Anchored in the contemplative soul of yesteryear, Kiwanuka isn't trying to mislead anyone. Even on the attractive record sleeve (if they had shown it to me saying it was an album from 1971, I would have believed it) it's obvious this man is retro all the way. And nobody will stop him, either. He has the quality for it. Apart from the vintage image, he's blessed with a classic vocal register made in the same place people like Otis Redding and Bill Withers come from. The north London singer and guitarist moves exclusively in the twilight registers, drenching his repertoire in a soothing brew of the kind of soul and folk from the sixties and seventies where Afro hairdos, velvet guitars and sensitive throats were king.

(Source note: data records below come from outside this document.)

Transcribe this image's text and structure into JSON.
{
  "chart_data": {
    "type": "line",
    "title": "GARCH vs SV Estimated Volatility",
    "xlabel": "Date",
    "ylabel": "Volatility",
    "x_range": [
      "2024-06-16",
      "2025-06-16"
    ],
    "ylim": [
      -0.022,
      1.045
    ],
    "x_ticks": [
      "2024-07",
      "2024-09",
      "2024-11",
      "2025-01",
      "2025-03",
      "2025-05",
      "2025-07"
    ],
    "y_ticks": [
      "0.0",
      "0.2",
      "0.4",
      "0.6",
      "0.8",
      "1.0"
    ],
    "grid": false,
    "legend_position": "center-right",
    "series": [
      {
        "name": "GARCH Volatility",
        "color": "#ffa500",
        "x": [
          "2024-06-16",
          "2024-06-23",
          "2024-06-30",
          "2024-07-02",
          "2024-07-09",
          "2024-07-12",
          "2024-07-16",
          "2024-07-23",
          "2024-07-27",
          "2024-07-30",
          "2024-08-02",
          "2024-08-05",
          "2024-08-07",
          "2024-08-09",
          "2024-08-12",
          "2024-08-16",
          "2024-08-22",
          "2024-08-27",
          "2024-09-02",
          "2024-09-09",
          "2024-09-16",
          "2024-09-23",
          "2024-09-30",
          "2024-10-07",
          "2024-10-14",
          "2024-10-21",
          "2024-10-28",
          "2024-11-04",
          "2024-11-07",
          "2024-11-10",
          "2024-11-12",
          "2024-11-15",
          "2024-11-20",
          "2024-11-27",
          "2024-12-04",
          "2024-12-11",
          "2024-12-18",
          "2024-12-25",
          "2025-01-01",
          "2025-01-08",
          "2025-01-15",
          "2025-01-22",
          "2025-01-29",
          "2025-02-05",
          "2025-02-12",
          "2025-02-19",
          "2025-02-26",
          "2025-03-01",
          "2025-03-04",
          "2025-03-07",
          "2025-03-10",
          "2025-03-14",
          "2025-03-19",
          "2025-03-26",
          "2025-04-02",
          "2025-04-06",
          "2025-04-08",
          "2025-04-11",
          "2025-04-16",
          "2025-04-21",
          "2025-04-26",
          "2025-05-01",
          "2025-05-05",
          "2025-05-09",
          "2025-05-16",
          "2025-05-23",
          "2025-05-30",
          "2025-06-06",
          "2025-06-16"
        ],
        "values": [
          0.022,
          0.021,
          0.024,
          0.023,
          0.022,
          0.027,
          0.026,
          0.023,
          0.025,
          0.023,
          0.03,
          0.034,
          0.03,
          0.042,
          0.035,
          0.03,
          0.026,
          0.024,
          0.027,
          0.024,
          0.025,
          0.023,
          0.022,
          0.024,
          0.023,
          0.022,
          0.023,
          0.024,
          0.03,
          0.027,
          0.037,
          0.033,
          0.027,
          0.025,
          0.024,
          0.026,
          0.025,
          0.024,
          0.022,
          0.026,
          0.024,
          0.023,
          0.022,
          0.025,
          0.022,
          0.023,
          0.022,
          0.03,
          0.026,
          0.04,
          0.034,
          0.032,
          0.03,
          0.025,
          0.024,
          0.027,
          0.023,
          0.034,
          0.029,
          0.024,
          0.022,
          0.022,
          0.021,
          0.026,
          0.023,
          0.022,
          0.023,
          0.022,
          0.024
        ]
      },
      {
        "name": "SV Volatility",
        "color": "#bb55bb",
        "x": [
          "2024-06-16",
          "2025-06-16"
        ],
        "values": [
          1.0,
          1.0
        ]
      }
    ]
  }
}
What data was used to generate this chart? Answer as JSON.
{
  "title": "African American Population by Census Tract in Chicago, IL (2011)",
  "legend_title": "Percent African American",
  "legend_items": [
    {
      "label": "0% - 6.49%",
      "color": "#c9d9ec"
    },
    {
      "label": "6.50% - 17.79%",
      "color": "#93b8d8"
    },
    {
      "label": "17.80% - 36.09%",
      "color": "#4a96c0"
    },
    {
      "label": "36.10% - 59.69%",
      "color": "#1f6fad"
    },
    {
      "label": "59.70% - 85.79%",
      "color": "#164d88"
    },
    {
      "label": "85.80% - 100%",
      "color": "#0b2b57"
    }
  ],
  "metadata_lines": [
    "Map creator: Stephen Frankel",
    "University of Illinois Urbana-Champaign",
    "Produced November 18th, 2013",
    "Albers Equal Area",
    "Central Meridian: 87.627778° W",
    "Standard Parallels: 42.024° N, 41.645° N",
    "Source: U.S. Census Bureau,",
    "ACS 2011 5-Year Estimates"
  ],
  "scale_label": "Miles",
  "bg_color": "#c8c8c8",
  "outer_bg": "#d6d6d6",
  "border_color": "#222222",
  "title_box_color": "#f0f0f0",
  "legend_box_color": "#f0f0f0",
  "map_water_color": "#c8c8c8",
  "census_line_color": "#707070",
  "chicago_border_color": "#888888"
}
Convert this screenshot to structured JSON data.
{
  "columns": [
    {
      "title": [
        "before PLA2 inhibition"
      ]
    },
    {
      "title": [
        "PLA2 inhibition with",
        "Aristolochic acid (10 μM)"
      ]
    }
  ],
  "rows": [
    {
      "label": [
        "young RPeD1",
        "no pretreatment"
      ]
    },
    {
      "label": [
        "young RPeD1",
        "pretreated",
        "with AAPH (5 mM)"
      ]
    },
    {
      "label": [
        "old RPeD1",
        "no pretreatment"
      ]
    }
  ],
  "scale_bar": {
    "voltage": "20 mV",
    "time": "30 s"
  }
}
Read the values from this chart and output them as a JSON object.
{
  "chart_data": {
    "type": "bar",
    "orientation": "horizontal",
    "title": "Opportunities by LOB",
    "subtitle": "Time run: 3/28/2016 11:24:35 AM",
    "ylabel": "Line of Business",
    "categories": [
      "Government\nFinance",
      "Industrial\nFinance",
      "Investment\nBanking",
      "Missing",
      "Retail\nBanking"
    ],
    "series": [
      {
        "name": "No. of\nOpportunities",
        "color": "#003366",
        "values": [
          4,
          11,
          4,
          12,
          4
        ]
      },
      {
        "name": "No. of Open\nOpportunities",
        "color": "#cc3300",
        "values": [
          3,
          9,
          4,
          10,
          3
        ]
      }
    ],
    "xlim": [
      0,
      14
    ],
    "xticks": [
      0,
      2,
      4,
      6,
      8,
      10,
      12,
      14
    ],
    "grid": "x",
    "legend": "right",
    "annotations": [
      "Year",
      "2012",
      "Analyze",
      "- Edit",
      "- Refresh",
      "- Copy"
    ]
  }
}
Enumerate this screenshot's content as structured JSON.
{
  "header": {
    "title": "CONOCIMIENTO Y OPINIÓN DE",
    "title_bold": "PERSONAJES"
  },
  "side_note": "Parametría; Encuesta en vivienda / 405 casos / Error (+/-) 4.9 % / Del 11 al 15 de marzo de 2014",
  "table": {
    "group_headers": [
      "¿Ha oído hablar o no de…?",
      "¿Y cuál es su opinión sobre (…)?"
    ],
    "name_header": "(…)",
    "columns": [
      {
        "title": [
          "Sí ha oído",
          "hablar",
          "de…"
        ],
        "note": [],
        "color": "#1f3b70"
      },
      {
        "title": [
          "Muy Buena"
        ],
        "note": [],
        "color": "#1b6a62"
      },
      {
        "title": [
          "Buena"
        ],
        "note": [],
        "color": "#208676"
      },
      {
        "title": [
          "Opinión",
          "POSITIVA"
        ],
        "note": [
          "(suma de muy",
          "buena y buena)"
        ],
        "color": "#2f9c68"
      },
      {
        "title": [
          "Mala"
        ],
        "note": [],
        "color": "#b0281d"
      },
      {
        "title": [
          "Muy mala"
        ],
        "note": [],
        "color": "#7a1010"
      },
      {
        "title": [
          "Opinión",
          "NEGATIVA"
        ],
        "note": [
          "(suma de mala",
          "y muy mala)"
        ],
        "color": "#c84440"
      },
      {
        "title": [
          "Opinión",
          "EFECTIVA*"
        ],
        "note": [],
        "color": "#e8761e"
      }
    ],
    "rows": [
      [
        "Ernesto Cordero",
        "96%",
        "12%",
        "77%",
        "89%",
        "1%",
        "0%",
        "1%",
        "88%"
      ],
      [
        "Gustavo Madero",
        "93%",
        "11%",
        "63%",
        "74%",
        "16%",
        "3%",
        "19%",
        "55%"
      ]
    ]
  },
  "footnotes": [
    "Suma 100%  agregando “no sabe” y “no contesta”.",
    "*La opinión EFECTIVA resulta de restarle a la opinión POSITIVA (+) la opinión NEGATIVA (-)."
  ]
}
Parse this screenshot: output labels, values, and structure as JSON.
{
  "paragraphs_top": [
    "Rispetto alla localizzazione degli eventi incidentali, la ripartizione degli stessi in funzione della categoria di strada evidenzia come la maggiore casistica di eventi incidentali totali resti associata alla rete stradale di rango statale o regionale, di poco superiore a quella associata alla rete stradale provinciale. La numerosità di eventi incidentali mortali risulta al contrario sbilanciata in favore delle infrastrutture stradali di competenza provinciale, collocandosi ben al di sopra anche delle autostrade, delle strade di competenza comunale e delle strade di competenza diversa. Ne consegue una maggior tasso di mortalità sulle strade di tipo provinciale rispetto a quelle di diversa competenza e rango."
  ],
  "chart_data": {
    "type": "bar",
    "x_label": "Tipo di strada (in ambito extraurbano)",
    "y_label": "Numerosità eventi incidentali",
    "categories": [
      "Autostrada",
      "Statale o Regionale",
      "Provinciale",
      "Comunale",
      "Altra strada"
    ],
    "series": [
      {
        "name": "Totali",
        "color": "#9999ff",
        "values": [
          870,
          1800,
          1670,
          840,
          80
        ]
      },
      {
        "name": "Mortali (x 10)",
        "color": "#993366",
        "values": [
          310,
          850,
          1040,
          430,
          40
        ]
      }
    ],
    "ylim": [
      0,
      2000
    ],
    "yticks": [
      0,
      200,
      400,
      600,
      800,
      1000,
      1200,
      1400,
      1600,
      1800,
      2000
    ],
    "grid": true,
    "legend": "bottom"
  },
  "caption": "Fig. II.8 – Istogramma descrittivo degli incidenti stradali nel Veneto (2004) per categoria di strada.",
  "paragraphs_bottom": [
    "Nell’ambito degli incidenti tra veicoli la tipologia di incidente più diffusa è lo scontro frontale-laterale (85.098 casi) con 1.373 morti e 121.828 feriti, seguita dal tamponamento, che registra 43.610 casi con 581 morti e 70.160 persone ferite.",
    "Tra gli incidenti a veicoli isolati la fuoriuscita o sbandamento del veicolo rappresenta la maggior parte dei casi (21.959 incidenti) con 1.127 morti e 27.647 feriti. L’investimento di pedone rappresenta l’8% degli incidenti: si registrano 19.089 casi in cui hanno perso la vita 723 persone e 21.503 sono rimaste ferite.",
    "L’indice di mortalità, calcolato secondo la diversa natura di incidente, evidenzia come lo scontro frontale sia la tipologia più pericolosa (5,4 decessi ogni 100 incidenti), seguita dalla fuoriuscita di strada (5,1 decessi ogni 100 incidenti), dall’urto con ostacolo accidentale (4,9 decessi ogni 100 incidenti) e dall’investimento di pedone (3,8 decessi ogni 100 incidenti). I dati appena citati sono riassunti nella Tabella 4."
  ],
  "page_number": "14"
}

He does it with astonishing calm, almost sleepily. It's all a bit too slow and sweet, if you ask me. Lots of acoustic guitars and spiritual melodies ( “I’m Getting Ready” and “Home Again” are soothing for the soul), as well as silky mid-tempos from the Redding school ( “I’ll Get Along”). All the vital elements of romantic soul are on this record, from melancholic pieces seemingly recorded on a hot summer afternoon ( “Worry Walks Beside Me” and “Rest” are perfect for endearing you to your partner) to funkier pieces like the delicious album opener “Tell Me A Tale”. And among all of the predictable nods to the past you can even find some hidden gems that give Kiwanuka a serious chance to survive the hype. The intoxicating doo wop, the irresistible drum brushes and the crooner inflections of the brilliant “Bones” show this singer needs more balls and fewer ballads. We'll wait here sittin' on the dock of the bay.